Avec La Vengeance est à moi, Shohei Imamura offre son premier grand rôle à Ken Ogata (interprète de Iwao Enokizu). Acteur dans la lignée de Toshiro Mifune, Tatsuya Nakadai ou Ken Takakura, son physique de dur le destine à interpréter des samouraïs, des militaires ou des yakuzas. Débutant à la fin des années soixante, on le retrouve dans des films de sabre comme Les Derniers samouraïs (Kenji Misumi 1974) ou des films noirs comme L’Été du démon (Yoshitarō Nomura, 1978). Pourtant, Ogata se révélera un acteur à plusieurs facettes, apportant une dimension tourmentée, presque dostoïevskienne, à ses rôles. Son personnage de tueur sociopathe dans La Vengeance est à moi est une des grandes créations du cinéma japonais : terrifiant et attachant, sombre et exubérant, tourmenté et enfantin, c’est un caméléon qui restera jusqu’à la fin une énigme. Ogata poursuivra sa collaboration avec Imamura avec Eijanaika (1981), fresque historique sur la fin de l’époque d’Edo, période décadente et paillarde. Son autre grand rôle chez Imamura est celui du paysan prisonnier des traditions de La Balade de Narayama (1983). Il interprète une nouvelle fois un homme inquiet, torturé par le parricide et le devoir filial qu’il est destiné à accomplir. En 1985, dans Mishima de Paul Schrader, Ogata interprète le célèbre écrivain. La virilité affichée de Mishima et son obsession du Japon impérial entrent en conflit avec sa sensibilité et son homosexualité.
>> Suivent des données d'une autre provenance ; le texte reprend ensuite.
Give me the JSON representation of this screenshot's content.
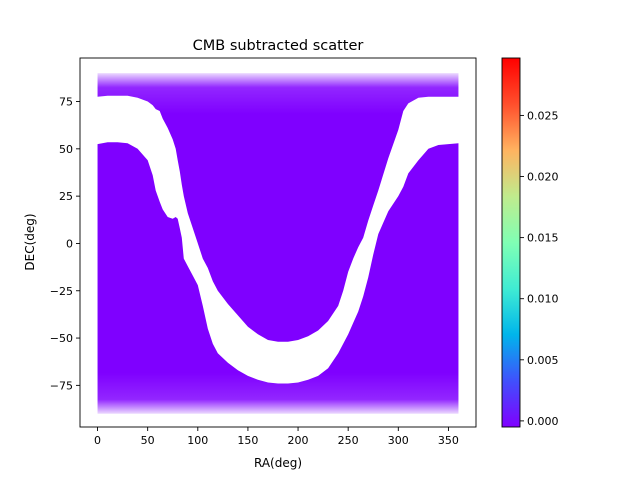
{
  "chart_data": {
    "type": "scatter",
    "title": "CMB subtracted scatter",
    "xlabel": "RA(deg)",
    "ylabel": "DEC(deg)",
    "xlim": [
      -17.5,
      377.5
    ],
    "ylim": [
      -97,
      98
    ],
    "xticks": [
      0,
      50,
      100,
      150,
      200,
      250,
      300,
      350
    ],
    "yticks": [
      -75,
      -50,
      -25,
      0,
      25,
      50,
      75
    ],
    "grid": false,
    "point_color": "#7f00ff",
    "fill_extent": {
      "ra": [
        0,
        360
      ],
      "dec": [
        -90,
        90
      ]
    },
    "masked_band": {
      "ra": [
        0,
        10,
        20,
        30,
        40,
        50,
        55,
        58,
        62,
        65,
        70,
        75,
        78,
        80,
        82,
        84,
        86,
        90,
        95,
        100,
        105,
        110,
        115,
        120,
        130,
        140,
        150,
        160,
        170,
        180,
        190,
        200,
        210,
        220,
        230,
        240,
        245,
        250,
        255,
        260,
        265,
        270,
        275,
        280,
        290,
        300,
        305,
        310,
        320,
        330,
        340,
        350,
        360
      ],
      "dec_upper": [
        77.5,
        78,
        78,
        78,
        77,
        75,
        73,
        71,
        70,
        66,
        61,
        55,
        50,
        44,
        38,
        31,
        25,
        16,
        8,
        0,
        -8,
        -13,
        -20,
        -25,
        -32,
        -38,
        -44,
        -48,
        -51,
        -52,
        -52,
        -51,
        -49,
        -46,
        -41,
        -33,
        -25,
        -15,
        -8,
        -2,
        3,
        12,
        20,
        28,
        45,
        60,
        70,
        74,
        77,
        77.5,
        77.5,
        77.5,
        77.5
      ],
      "dec_lower": [
        52.5,
        53.5,
        53.5,
        53,
        50,
        44,
        36,
        28,
        22,
        18,
        14,
        13,
        14,
        13,
        8,
        3,
        -8,
        -12,
        -17,
        -22,
        -33,
        -45,
        -53,
        -58,
        -63,
        -67,
        -70,
        -72,
        -73.5,
        -74,
        -74,
        -73.5,
        -72,
        -70,
        -66,
        -58,
        -53,
        -48,
        -42,
        -36,
        -28,
        -18,
        -6,
        5,
        17,
        25,
        30,
        37,
        44,
        50,
        52,
        52.5,
        53
      ]
    },
    "colorbar": {
      "cmap": "rainbow",
      "range": [
        -0.0005,
        0.0297
      ],
      "ticks": [
        "0.000",
        "0.005",
        "0.010",
        "0.015",
        "0.020",
        "0.025"
      ],
      "tick_values": [
        0,
        0.005,
        0.01,
        0.015,
        0.02,
        0.025
      ]
    }
  }
}
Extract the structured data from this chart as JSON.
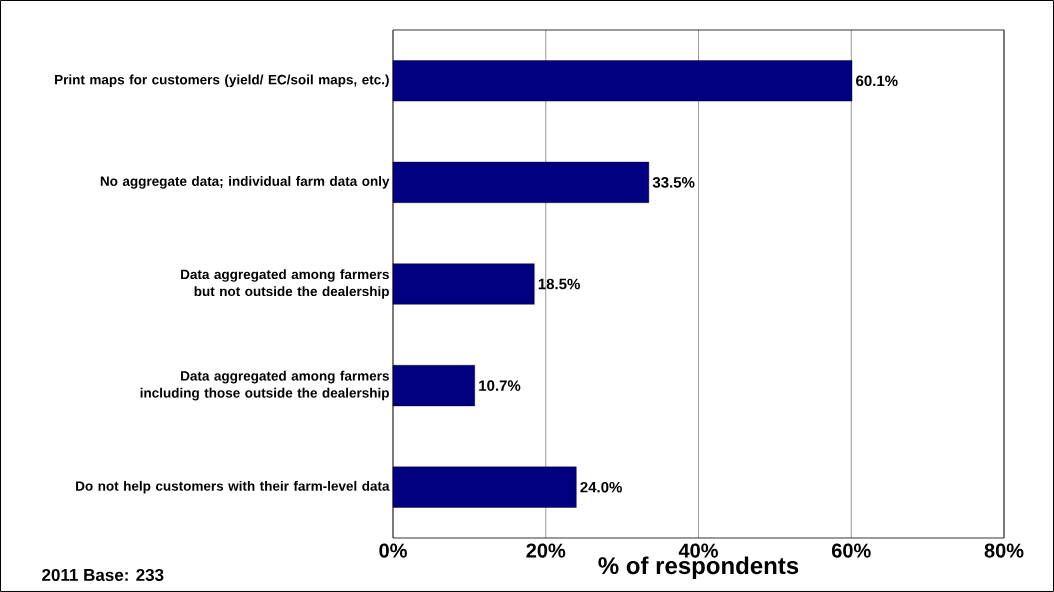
{
  "chart_data": {
    "type": "bar",
    "orientation": "horizontal",
    "xlabel": "% of respondents",
    "categories": [
      "Print maps for customers (yield/ EC/soil maps, etc.)",
      "No aggregate data; individual farm data only",
      "Data aggregated among farmers but not outside the dealership",
      "Data aggregated among farmers including those outside the dealership",
      "Do not help customers with their farm-level data"
    ],
    "values": [
      60.1,
      33.5,
      18.5,
      10.7,
      24.0
    ],
    "value_labels": [
      "60.1%",
      "33.5%",
      "18.5%",
      "10.7%",
      "24.0%"
    ],
    "color": "#000080",
    "xlim": [
      0,
      80
    ],
    "xticks": [
      {
        "value": 0,
        "label": "0%"
      },
      {
        "value": 20,
        "label": "20%"
      },
      {
        "value": 40,
        "label": "40%"
      },
      {
        "value": 60,
        "label": "60%"
      },
      {
        "value": 80,
        "label": "80%"
      }
    ],
    "grid": "x",
    "annotations": [
      "2011 Base: 233"
    ]
  }
}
Ogata, qui ne ressemble physiquement en rien à l’écrivain parvient à rendre très attachante cette personnalité flamboyante. À la même époque, il devient l’un des acteurs favoris d’Hideo Gosha, grand cinéaste de genre. Notons Le Royaume des Geisha (1983) et La Proie de l’homme (1985) ayant pour cadre le milieu de la prostitution. Il y interprète des proxénètes faisant commerce de la chair, mais se retrouvant pris au piège de sentiments amoureux ou paternels.

« Tourné en 1979, mais sorti en France pour la première fois seulement en 1982, La Vengeance est à moi suit, à travers une intrigue à la narration complexe – de nombreux flashbacks nous renvoient notamment en 1938, 1946 et 1959 –, le périple délinquant et meurtrier d’Iwao Enokizu. L’affaire a eu lieu en 1964. Le véritable criminel s’appelait Akira Nishiguchi et son histoire fut relatée par l’écrivain Ryuzo Saki, spécialiste des faits divers. Du livre relatant cette sombre affaire, Shohei Imamura s’est emparé alors qu’il n’avait pas tourné depuis 1970.

Revenant sur le passé de cet homme froid, violent et transgressif – il semble détester son père au plus haut point et ne ressent aucune empathie pour les autres – Shohei Imamura nous fait revivre les humiliations auxquels l’homme a pu être confronté. Ainsi, les persécutions dont son père catholique a été la victime ou le passage du jeune Iwao en maison de correction pendant la guerre, l’occupation américaine, sans pour autant excuser les agissements ultérieurs de cet homme qui se livre très vite à des vols, escroqueries, puis ira jusqu’à commettre des meurtres particulièrement sauvages.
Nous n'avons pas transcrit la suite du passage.